Gli spogliatoi posti nel piano terra seminterrato sono stati disegnati in modo che siano divisibili, con la possibilità di creare diverse conformazioni in base all’effettivo utilizzo da parte dei componenti del corpo dei vigili del fuoco volontari. Per esempio, allo stato attuale i volontari sono tutti di sesso maschile e gli spogliatoi possono essere lasciati tutti aperti fra loro. In previsione di un inserimento nel corpo di personale femminile, i locali possono essere facilmente divisi senza ridurne la capacità e la funzionalità.
Al piano terra, oltre agli accessi carrabili all’autorimessa, è previsto un accesso pedonale di servizio collegato direttamente con la scala all’interno della torre delle esercitazioni. Da qui si può accedere alla zona spogliatoi e alla sala controllo, oppure salire al primo piano. Nel muro di contenimento posto a ovest del piazzale, che segue l’andamento della scarpata, è stato ricavato un deposito esterno per lo stoccaggio di materiali e attrezzature.

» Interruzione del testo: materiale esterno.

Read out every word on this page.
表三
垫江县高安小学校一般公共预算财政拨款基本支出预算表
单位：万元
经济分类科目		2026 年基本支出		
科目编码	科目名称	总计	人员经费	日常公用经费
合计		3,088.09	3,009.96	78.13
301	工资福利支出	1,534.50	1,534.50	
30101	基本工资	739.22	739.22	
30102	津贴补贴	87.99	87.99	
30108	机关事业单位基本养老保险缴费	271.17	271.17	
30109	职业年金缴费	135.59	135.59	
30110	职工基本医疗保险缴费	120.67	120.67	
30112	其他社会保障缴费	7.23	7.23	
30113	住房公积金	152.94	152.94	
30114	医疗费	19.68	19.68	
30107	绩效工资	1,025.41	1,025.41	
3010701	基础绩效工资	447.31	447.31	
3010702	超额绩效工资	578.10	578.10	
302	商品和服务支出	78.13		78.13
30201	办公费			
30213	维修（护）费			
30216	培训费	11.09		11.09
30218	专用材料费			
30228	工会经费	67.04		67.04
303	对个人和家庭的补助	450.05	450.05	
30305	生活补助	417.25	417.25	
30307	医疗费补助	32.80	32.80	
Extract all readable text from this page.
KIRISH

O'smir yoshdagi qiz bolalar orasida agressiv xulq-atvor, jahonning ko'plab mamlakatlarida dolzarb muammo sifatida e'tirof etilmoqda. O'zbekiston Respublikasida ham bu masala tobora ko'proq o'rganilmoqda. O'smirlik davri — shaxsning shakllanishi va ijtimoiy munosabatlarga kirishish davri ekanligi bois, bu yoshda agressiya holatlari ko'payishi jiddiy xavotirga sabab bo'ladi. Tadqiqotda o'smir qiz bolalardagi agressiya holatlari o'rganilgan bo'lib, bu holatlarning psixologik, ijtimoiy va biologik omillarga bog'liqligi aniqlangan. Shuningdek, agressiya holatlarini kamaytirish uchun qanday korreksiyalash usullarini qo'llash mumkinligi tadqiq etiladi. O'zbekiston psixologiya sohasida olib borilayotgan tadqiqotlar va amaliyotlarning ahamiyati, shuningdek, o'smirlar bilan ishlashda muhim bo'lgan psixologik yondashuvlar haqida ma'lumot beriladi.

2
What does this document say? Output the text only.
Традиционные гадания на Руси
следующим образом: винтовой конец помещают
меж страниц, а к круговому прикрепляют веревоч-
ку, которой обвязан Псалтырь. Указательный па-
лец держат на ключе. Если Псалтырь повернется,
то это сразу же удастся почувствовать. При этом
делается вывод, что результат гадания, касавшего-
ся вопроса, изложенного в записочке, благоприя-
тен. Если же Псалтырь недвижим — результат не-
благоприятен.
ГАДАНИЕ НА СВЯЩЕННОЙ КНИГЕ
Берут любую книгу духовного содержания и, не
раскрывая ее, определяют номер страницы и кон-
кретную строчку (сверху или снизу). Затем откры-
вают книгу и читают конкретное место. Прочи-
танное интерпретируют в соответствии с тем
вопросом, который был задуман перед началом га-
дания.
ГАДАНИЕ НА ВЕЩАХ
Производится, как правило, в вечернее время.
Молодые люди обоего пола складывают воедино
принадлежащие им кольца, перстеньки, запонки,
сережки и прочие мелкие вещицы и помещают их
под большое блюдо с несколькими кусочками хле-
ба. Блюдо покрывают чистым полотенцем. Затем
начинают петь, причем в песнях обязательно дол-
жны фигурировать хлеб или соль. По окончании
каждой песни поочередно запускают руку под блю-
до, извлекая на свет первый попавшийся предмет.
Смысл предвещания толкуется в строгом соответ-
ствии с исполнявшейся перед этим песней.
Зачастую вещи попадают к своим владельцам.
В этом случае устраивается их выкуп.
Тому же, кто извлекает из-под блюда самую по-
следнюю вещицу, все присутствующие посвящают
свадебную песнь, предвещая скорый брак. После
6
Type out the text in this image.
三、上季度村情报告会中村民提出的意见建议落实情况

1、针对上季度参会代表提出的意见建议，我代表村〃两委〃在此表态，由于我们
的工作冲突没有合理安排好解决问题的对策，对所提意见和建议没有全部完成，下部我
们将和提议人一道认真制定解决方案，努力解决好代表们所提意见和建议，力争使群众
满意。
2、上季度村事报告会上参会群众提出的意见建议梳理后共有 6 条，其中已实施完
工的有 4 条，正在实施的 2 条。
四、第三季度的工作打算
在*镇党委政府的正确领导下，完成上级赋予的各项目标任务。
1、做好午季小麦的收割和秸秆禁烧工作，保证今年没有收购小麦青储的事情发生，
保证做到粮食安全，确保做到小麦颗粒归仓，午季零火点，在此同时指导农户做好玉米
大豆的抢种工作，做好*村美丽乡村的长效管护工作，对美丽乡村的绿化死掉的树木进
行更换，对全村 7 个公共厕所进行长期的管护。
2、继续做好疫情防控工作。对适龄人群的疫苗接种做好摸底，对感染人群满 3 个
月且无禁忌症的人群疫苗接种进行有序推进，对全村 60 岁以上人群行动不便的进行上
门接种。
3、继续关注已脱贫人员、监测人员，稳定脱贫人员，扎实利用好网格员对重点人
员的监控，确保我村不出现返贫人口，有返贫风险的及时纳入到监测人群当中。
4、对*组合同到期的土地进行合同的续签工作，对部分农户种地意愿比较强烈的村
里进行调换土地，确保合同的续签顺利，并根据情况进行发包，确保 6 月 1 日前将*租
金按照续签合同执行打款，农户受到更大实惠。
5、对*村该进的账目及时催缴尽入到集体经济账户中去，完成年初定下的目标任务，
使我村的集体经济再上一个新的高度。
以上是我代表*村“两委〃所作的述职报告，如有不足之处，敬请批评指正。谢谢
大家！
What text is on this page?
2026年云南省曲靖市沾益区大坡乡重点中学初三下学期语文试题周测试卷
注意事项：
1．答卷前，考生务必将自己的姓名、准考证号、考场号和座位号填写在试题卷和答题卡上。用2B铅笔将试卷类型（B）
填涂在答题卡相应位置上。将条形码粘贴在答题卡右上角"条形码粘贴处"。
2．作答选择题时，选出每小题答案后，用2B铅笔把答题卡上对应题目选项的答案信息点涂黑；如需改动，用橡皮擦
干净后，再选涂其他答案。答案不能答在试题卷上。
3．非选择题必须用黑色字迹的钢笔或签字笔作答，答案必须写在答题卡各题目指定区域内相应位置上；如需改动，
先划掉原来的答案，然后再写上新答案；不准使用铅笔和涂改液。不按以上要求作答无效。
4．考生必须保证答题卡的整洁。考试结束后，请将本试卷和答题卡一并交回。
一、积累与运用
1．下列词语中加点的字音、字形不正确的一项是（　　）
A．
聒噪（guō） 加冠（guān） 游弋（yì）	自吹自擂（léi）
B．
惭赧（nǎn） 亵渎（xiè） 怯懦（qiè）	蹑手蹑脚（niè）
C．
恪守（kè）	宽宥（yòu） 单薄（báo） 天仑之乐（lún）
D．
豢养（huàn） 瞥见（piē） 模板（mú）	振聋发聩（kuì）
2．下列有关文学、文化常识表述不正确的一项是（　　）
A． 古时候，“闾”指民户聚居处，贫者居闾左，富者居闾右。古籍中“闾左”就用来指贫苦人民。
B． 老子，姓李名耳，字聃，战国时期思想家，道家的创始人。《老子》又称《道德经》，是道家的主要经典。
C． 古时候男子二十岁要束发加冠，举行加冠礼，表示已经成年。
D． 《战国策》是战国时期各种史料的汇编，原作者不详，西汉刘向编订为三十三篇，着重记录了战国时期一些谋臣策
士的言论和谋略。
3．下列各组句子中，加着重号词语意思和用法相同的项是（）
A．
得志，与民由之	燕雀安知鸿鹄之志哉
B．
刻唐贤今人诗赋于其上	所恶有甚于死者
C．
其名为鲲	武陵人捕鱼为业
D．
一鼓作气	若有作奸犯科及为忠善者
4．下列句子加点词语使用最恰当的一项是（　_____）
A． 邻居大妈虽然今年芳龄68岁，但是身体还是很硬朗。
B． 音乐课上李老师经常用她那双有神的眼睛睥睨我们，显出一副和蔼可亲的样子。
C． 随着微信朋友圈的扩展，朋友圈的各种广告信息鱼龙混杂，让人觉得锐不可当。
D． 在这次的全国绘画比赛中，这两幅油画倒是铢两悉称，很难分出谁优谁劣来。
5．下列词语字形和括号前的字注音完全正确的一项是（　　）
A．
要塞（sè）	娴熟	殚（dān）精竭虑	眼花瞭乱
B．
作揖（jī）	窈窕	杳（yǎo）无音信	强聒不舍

Il primo piano è aperto sui due fronti, accessibile dal personale e dai visitatori dal lato nord, nel quale è anche presente l’ingresso istituzionale dell’edificio. A dividere l’atrio dalle scale è previsto sul lato sud un corridoio che permette l’accesso agli ambienti del primo piano. Questo ambiente si prolunga esternamente in un balcone attraverso una grande vetrata permettendo una vista privilegiata sull’abitato e le montagne circostanti. Il corridoio consente di accedere alla cucina comune, all’ufficio del comandante, alla foresteria, pensata come appartamento a sé stante e con possibilità di accesso indipendente, e si chiude con l’aula didattica/sala corsi.
I due piani sono collegati dalla torre delle scale che, nel lato verso il piazzale, è caratterizzata da un sistema di pannelli in lamiera stirata apribili in corrispondenza dei pianerottoli e che permettono lo svolgimento delle esercitazioni, simulando le finestre di un palazzo.
Tutti i materiali scelti sono naturali, di grande durabilità e in generale richiedono costi di manutenzione di modesta entità. I serramenti esterni svolgono un ruolo importante all’interno della composizione architettonica della nuova caserma: la quasi totalità del prospetto sud è infatti realizzata da finestrature mentre il prospetto nord è alternato da ampie portefinestre e rivestimento esterno in legno.
Le sistemazioni esterne. Il progetto aspira a rafforzare il sistema di funzioni pubbliche esistenti in zona. L’area con accesso carrabile da via Marnighe avrà dieci posti auto, di cui uno per disabili, e una postazione con colonnina per ricarica elettrica. Dopodiché un percorso pedonale prosegue fino a una piazza pavimentata di 150 metri quadri la cui funzione è quella di accogliere e condurre verso l’ingresso dell’edificio. Nell’angolo sud-ovest del piazzale delle esercitazioni è previsto un idrante.
L’intero perimetro del parcheggio sarà delimitato da una siepe. Sono previste due nuove piantumazioni di Acero riccio, scelto fra le essenze che meglio si inseriscono nel paesaggio e che fanno parte delle specie che già esistono nelle aree limitrofe. Tutte le superfici non pavimentate o coperte saranno sistemate a prato.
Il progetto prevede un sistema di raccolta delle acque piovane che segue le disposizioni del regolamento di fognatura del Comune: al di sotto del piazzale delle esercitazioni è prevista infatti l’installazione di più vasche, ognuna con un preciso compito.